Noch einmal, eh’ es Frühling wurde, kam der grosse Nebel, der in jedem Herbst und Winter zu verschiedenen Zeiten in wechselnder Höhe die Graue March in zwei Hälften trennt.»

Meinrad Inglin: Die Graue March (1935)

Keiner lässt uns so eintauchen in die karge (Innerschweizer) Bergwelt wie Meinrad Inglin, wobei er die Grenzen zwischen Zivilisation und Wildnis, zwischen Mensch und Naturgewalten nuancenreich auslotet. Mit Urwang (1954) erschien einer der ersten ökologisch engagierten Romane der Schweiz. Der Kampf eines Bergtals, das in den Fluten eines Stausees versinken soll, fesselt auch heute noch – ein Warnrufe, lange bevor es den Begriff Anthropozän überhaupt gab. Inglin, ein «Grüner avant la lettre», hat sich in seinen Schriften vielfältig für die Natur eingesetzt – die er als Jäger und Wanderer durchstreifte und in- und auswendig kannte. Sein Blick auf Natur, Landschaft, Umwelt – das macht ihn für unsere Gegenwart so spannend und lesenswert.

Natur in Sprache verwandeln

Wie zeitgenössisch, wie aktuell ein Werk sein kann, zeigt sich unter anderem an seinen Anknüpfungspunkten und Schnittmengen mit laufenden Debatten und Strömungen.
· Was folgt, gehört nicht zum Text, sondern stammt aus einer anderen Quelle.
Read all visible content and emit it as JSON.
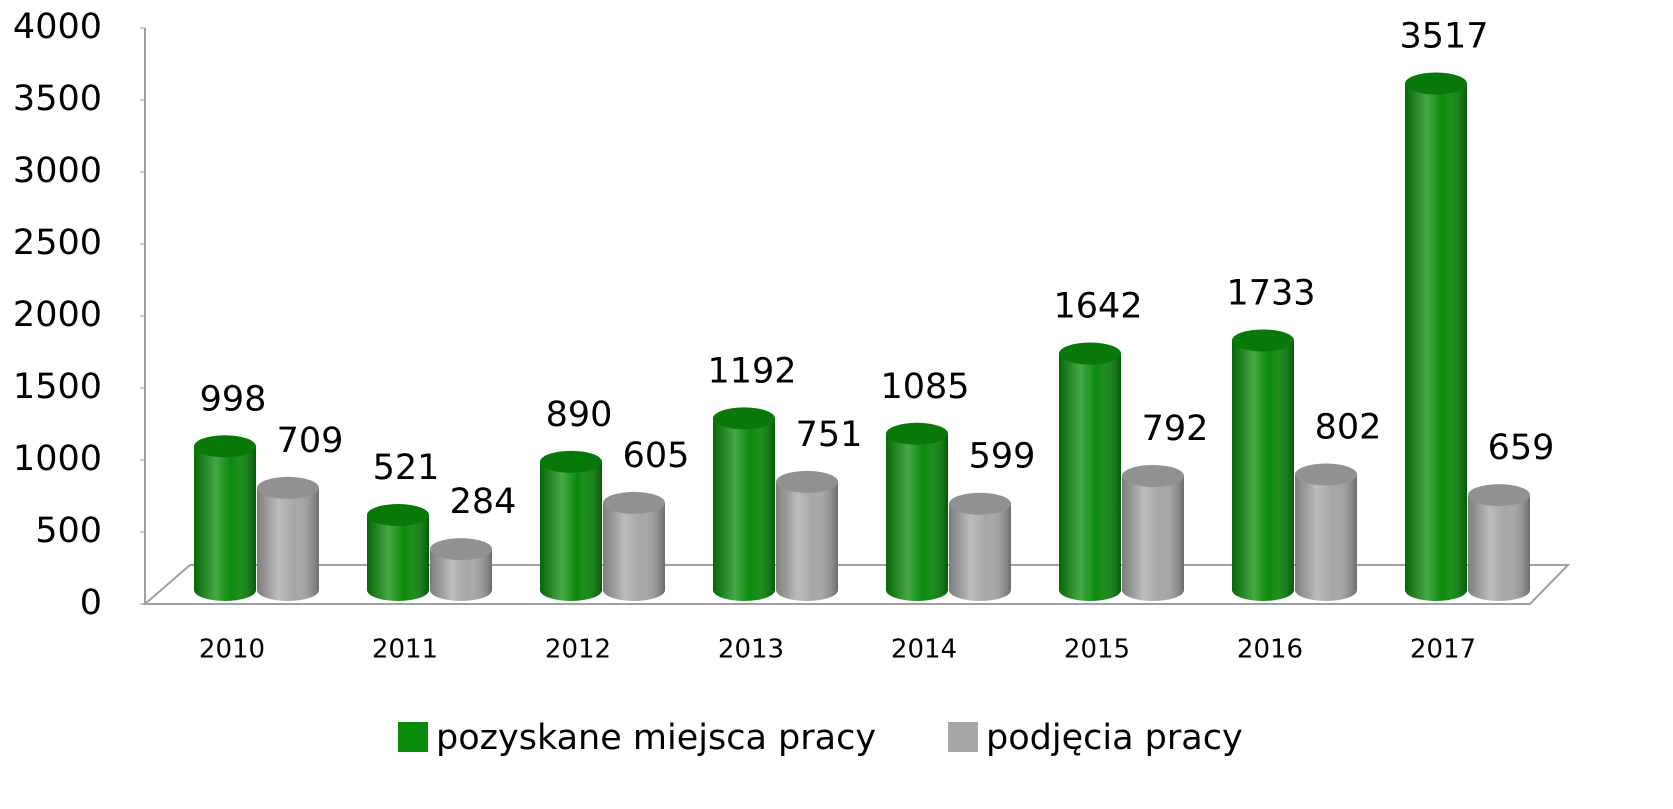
{
  "chart_data": {
    "type": "bar",
    "categories": [
      "2010",
      "2011",
      "2012",
      "2013",
      "2014",
      "2015",
      "2016",
      "2017"
    ],
    "series": [
      {
        "name": "pozyskane miejsca pracy",
        "color": "#0a8a0a",
        "values": [
          998,
          521,
          890,
          1192,
          1085,
          1642,
          1733,
          3517
        ]
      },
      {
        "name": "podjęcia pracy",
        "color": "#a6a6a6",
        "values": [
          709,
          284,
          605,
          751,
          599,
          792,
          802,
          659
        ]
      }
    ],
    "ylim": [
      0,
      4000
    ],
    "yticks": [
      0,
      500,
      1000,
      1500,
      2000,
      2500,
      3000,
      3500,
      4000
    ],
    "grid": false,
    "legend": "bottom"
  }
}
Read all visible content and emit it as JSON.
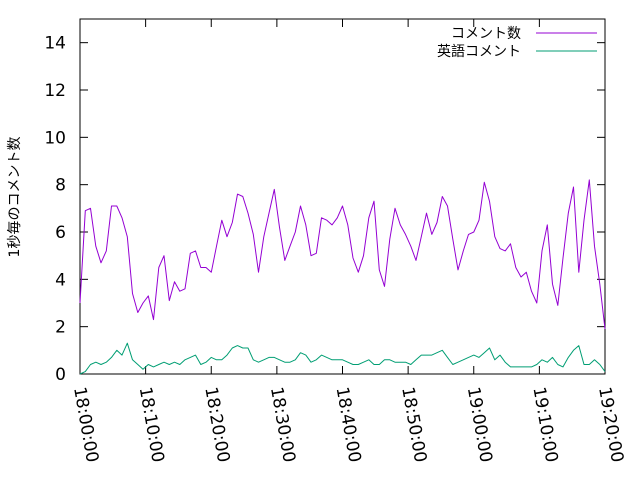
{
  "chart_data": {
    "type": "line",
    "title": "",
    "xlabel": "",
    "ylabel": "1秒毎のコメント数",
    "xlim": [
      "18:00:00",
      "19:20:00"
    ],
    "ylim": [
      0,
      15
    ],
    "grid": false,
    "legend_position": "top-right",
    "x_tick_labels": [
      "18:00:00",
      "18:10:00",
      "18:20:00",
      "18:30:00",
      "18:40:00",
      "18:50:00",
      "19:00:00",
      "19:10:00",
      "19:20:00"
    ],
    "y_tick_labels": [
      "0",
      "2",
      "4",
      "6",
      "8",
      "10",
      "12",
      "14"
    ],
    "x_step_minutes": 0.8,
    "series": [
      {
        "name": "コメント数",
        "color": "#9400d3",
        "values": [
          3.0,
          6.9,
          7.0,
          5.4,
          4.7,
          5.2,
          7.1,
          7.1,
          6.6,
          5.8,
          3.4,
          2.6,
          3.0,
          3.3,
          2.3,
          4.5,
          5.0,
          3.1,
          3.9,
          3.5,
          3.6,
          5.1,
          5.2,
          4.5,
          4.5,
          4.3,
          5.4,
          6.5,
          5.8,
          6.4,
          7.6,
          7.5,
          6.8,
          5.9,
          4.3,
          5.8,
          6.8,
          7.8,
          6.2,
          4.8,
          5.4,
          6.0,
          7.1,
          6.3,
          5.0,
          5.1,
          6.6,
          6.5,
          6.3,
          6.6,
          7.1,
          6.3,
          4.9,
          4.3,
          5.0,
          6.6,
          7.3,
          4.4,
          3.7,
          5.7,
          7.0,
          6.3,
          5.9,
          5.4,
          4.8,
          5.8,
          6.8,
          5.9,
          6.4,
          7.5,
          7.1,
          5.7,
          4.4,
          5.2,
          5.9,
          6.0,
          6.5,
          8.1,
          7.3,
          5.8,
          5.3,
          5.2,
          5.5,
          4.5,
          4.1,
          4.3,
          3.5,
          3.0,
          5.2,
          6.3,
          3.8,
          2.9,
          4.9,
          6.8,
          7.9,
          4.3,
          6.5,
          8.2,
          5.4,
          3.8,
          1.9
        ]
      },
      {
        "name": "英語コメント",
        "color": "#009e73",
        "values": [
          0.0,
          0.1,
          0.4,
          0.5,
          0.4,
          0.5,
          0.7,
          1.0,
          0.8,
          1.3,
          0.6,
          0.4,
          0.2,
          0.4,
          0.3,
          0.4,
          0.5,
          0.4,
          0.5,
          0.4,
          0.6,
          0.7,
          0.8,
          0.4,
          0.5,
          0.7,
          0.6,
          0.6,
          0.8,
          1.1,
          1.2,
          1.1,
          1.1,
          0.6,
          0.5,
          0.6,
          0.7,
          0.7,
          0.6,
          0.5,
          0.5,
          0.6,
          0.9,
          0.8,
          0.5,
          0.6,
          0.8,
          0.7,
          0.6,
          0.6,
          0.6,
          0.5,
          0.4,
          0.4,
          0.5,
          0.6,
          0.4,
          0.4,
          0.6,
          0.6,
          0.5,
          0.5,
          0.5,
          0.4,
          0.6,
          0.8,
          0.8,
          0.8,
          0.9,
          1.0,
          0.7,
          0.4,
          0.5,
          0.6,
          0.7,
          0.8,
          0.7,
          0.9,
          1.1,
          0.6,
          0.8,
          0.5,
          0.3,
          0.3,
          0.3,
          0.3,
          0.3,
          0.4,
          0.6,
          0.5,
          0.7,
          0.4,
          0.3,
          0.7,
          1.0,
          1.2,
          0.4,
          0.4,
          0.6,
          0.4,
          0.1
        ]
      }
    ]
  }
}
Hat uns der Dichter noch etwas zu sagen? Keine Frage, Inglin wäre, würde er heute leben und schreiben, ein Kandidat für den Deutschen Nature Writing Preis. Und wer weiss, vielleicht würde in den Buchhandlungen einige seiner Texte mit einem verkaufsfördernden Sticker «nature writing» versehen, etwa Der Lebhag, eine Art Biodiversitäts-Fabel, oder die sommerschwülen Szenen am Ufer von Die entzauberte Insel, wo man als Leserin, Leser selbst barfuss mitten im Wasser zu stehen meint und fasziniert die Hechte, Barsche, Gründel und Hasel beobachtet. Vielleicht würden Inglins Werke neben den Büchern  des derzeit gefeierten Robert MacFarlane ausliegen – ein Bruder im Geiste, auch er ein Wanderer, Naturerkunder, Schriftsteller, der so wunderbare Werke wie «Alte Wege» und «Karte der Wildnis» verfasst hat.
Gerade in den Naturschilderungen zeigt sich, wie unglaublich modern Inglins Prosa ist, sein Vokabular ist eine wahre Fundgrube. Denn Landschaft, Natur, Umwelt begrifflich differenziert, atmosphärisch zu beschreiben, ist eine hohe Kunst. Nature Writing zeigt, wie es gelingen kann, Natur in Sprache zu verwandeln. Nuancierte Beschreibungen, wie sie eben die Tradition des nature writing pflegt, die übrigens weit ins 19. Jahrhundert zurück reicht, verleihen uns die Fähigkeit Landschaften richtig zu ´lesen`, aufmerksam, achtsam wahrzunehmen. Und Inglin ist darin einer der Grossen.

Die verlorenen Wörter

Gerade wenn es um Naturbeschreibung geht, hat Inglin ein gigantisches Vokabular zusammengetragen, das wir grösstenteils gar nicht mehr aktiv im Wortschatz führen. Umso wichtiger ist es, dass diese «verlorenen Wörter» in seinen Texten entdeckt werden können. Denn wenn die Begriffe, die exakten und spezifischen Wörter, Ausdrücke und Beschreibungen für Orte, Landschaft, Naturphänomene, Flora und Fauna aus der Literatur, den Wörterbüchern verschwinden und nicht mehr verwendet werden, dann werden sie unbedeutend. Sie verschwinden nicht nur aus unserer Sprache. Sondern sie verschwinden auch aus unserem Bewusstsein, sie hören in gewisser Weise auf zu existieren. Wird mit dieser Entwicklung, wie Ludwig Fischer meint, unser so oft rücksichtsloser Umgang mit der Natur sogar sprachlich bestätigt und legitimiert? Jürgen Goldstein stellt die Frage sogar noch schärfer: »Können wir es uns leisten, gegenüber einer Wirklichkeit sprachlos zu werden, von der wir elementar abhängen?«. Genau deshalb könnte Inglin, dieser tiefgründige und feinfühlige Vermesser von Berg- und Voralpenlandschaften, eine grosse Quelle der Inspiration sein, ein Anstoss zu einer Debatte – bis hinein ins Politische.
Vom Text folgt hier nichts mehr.